I have AuDHD - there is no way I'm running my own company. I'm a good developer but I need someone else to have the idea and run the business and I can lead a small team to bring it about.

Given I'm now in my mid-50s, things are looking grim. And I'm not getting paid SV silly money. I'm not even getting paid US dollers.

Managing things often requires a different skillset, some want to avoid solving meatspace problems, some are not destined to be good at it.

Capital.

what?

Relevant post with some military examples as well:

https://techtrenches.dev/p/the-west-forgot-how-to-make-thing...

(Has some AI tells though, probably AI-assisted?)

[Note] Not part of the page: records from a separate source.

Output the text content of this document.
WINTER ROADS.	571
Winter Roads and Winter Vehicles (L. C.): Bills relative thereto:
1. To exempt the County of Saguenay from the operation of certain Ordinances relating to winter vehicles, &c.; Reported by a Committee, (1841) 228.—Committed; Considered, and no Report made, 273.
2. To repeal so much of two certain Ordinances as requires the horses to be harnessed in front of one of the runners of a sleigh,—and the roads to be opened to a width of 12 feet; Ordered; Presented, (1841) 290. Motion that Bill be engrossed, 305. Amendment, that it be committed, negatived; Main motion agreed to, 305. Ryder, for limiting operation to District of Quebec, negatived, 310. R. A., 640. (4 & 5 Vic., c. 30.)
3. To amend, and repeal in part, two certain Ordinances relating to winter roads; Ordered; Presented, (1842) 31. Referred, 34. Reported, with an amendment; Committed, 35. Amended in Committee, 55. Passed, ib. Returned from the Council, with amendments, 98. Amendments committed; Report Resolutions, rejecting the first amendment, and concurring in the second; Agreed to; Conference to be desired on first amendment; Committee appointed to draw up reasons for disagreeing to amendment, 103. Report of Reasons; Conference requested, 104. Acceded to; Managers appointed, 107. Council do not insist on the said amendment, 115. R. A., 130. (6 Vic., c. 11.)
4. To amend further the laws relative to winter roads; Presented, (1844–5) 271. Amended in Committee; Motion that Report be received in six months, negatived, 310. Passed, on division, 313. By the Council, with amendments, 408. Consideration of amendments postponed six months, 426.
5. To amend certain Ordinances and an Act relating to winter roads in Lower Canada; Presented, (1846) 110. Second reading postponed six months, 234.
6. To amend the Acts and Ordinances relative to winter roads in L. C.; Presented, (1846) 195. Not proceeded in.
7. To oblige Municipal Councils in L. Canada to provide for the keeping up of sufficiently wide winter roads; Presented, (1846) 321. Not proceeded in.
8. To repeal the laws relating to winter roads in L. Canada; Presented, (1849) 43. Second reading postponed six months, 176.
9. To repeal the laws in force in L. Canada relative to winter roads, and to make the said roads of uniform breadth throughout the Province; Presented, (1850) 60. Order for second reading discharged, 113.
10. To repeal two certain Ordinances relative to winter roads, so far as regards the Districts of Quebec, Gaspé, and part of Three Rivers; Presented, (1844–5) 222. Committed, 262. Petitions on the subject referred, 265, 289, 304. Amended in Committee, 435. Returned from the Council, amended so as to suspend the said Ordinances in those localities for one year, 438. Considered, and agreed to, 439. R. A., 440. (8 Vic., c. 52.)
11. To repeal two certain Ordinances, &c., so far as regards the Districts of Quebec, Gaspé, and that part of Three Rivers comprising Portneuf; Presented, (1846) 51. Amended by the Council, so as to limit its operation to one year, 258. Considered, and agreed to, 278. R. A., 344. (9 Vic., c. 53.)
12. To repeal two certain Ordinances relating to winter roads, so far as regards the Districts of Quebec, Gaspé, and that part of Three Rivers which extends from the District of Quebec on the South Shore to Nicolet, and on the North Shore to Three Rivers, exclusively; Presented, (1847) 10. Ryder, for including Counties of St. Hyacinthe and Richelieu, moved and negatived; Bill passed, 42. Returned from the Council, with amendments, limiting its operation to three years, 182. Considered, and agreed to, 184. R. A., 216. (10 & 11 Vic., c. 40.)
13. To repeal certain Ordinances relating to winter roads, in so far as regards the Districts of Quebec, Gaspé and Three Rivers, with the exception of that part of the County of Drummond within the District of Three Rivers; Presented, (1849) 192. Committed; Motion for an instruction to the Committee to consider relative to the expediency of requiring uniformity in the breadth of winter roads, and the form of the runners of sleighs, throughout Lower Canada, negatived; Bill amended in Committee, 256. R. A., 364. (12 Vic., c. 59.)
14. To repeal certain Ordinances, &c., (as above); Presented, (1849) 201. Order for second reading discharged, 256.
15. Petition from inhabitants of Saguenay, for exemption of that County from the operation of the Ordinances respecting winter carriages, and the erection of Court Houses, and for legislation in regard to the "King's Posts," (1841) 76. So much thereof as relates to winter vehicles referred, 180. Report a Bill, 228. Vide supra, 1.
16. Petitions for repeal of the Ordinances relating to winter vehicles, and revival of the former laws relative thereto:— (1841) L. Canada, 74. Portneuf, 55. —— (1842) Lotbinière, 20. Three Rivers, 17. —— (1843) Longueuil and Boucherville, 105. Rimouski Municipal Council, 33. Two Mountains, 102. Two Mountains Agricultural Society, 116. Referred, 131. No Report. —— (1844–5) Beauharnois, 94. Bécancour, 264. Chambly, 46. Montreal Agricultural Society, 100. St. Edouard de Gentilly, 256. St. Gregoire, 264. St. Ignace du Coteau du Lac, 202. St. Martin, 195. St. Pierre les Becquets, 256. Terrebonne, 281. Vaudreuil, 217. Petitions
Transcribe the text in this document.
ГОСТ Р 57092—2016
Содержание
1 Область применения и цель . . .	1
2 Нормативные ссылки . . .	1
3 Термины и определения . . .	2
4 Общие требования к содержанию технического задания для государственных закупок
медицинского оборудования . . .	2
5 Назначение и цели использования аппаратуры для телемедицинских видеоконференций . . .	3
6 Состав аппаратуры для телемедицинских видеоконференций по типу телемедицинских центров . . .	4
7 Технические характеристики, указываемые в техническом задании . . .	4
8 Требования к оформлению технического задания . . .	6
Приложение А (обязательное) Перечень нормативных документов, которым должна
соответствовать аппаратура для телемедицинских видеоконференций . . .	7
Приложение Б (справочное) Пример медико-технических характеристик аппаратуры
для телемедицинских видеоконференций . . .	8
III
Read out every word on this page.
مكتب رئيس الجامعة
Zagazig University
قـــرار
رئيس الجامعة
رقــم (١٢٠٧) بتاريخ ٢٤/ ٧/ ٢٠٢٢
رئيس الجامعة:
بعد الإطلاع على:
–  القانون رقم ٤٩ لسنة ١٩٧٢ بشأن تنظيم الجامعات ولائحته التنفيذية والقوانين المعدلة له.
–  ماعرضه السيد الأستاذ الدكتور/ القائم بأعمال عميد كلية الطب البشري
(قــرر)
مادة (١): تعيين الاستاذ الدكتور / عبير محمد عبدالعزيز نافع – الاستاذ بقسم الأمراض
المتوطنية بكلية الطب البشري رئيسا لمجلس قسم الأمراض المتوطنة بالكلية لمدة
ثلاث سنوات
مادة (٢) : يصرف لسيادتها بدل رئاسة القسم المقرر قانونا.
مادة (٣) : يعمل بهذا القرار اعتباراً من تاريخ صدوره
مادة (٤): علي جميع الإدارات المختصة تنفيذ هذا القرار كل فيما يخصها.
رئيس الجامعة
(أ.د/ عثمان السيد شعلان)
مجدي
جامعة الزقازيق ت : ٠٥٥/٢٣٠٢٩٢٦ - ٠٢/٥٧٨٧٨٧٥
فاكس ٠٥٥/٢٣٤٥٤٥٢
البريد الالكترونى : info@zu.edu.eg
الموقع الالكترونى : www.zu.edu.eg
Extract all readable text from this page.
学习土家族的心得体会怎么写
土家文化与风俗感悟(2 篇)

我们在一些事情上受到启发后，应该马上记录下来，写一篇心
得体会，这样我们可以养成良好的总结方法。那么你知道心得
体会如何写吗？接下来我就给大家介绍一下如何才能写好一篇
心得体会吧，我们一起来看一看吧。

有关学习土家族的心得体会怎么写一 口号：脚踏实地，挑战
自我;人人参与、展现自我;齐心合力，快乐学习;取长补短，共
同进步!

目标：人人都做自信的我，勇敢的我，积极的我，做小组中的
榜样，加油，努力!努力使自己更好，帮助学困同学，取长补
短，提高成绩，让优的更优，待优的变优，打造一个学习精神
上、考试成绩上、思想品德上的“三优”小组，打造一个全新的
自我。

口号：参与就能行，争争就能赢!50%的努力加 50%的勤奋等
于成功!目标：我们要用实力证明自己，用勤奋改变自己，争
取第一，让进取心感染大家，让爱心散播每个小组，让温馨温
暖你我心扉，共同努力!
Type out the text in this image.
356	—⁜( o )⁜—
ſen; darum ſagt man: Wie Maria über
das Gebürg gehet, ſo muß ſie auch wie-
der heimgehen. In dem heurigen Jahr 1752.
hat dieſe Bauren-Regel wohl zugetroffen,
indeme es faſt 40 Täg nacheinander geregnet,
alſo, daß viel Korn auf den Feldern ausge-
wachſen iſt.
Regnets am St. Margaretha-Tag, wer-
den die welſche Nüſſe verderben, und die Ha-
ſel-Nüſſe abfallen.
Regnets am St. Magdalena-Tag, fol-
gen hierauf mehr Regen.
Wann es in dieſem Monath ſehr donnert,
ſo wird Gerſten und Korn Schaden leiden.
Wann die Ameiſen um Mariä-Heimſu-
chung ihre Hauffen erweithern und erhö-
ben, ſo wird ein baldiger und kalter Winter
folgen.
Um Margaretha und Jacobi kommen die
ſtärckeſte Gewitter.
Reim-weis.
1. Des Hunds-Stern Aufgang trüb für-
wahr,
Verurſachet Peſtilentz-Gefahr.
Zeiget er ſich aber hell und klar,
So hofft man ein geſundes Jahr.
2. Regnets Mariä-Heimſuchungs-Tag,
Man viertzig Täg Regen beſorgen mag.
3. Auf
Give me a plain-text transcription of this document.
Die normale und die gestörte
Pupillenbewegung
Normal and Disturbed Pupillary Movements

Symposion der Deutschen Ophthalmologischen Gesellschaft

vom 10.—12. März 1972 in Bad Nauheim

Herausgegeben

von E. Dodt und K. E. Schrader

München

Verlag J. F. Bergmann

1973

Have you missed that they recently sent a rocket to moon?

They sent a module around the moon. They didn’t send a rocket to the moon. They still haven’t landed and their timeline keeps slipping.

Well, rails get made as well, I think the point was that a lot of things require reinventing knowledge that was previously known.

Or phrase it as reusing exiting tech because "it is cheaper" ending in having to reinvent it because all the people who designed it and made it have gone.

IT isn't even clear that is bad - SpaceX is famous for designing rockets from scratch that are better than the old technology everyone else has been using.

That happened in the reverse way. The government fired and underpaid a lot of people at Nasa ... and Musk hired incredibly experienced people, who became experienced on the taxpayers' dime, to build a rocket, for huge payrises.

The biggest but not only example: https://en.wikipedia.org/wiki/Tom_Mueller (yes, lots of subcontractors involved, however, Nasa paid, with a bonus percentage provided by the US military)

Note that Mueller gives the payment situation at TRW, and the fact that he "wasn't appreciated" as a direct reason to go to SpaceX.

What did you think happened? Does anyone actually believe Musk did the technical design for that engine, just because he claims so? Or I should say he constantly claims it, staying slightly away from direct claims to avoid getting caught in lies (well ... getting caught AGAIN).

SpaceX has nothing to do with any part of the Artemis II crewed lunar fly-by. They were considered and rejected. It was entirely legacy aerospace contractors. SpaceX is under contract for parts of future missions including the lunar lander.

This is the internet. You can’t expect HN or Reddit to be positive, especially around America. It was the same way before Trump was around.

These people and bots have no idea what they are talking about. They’re parrots.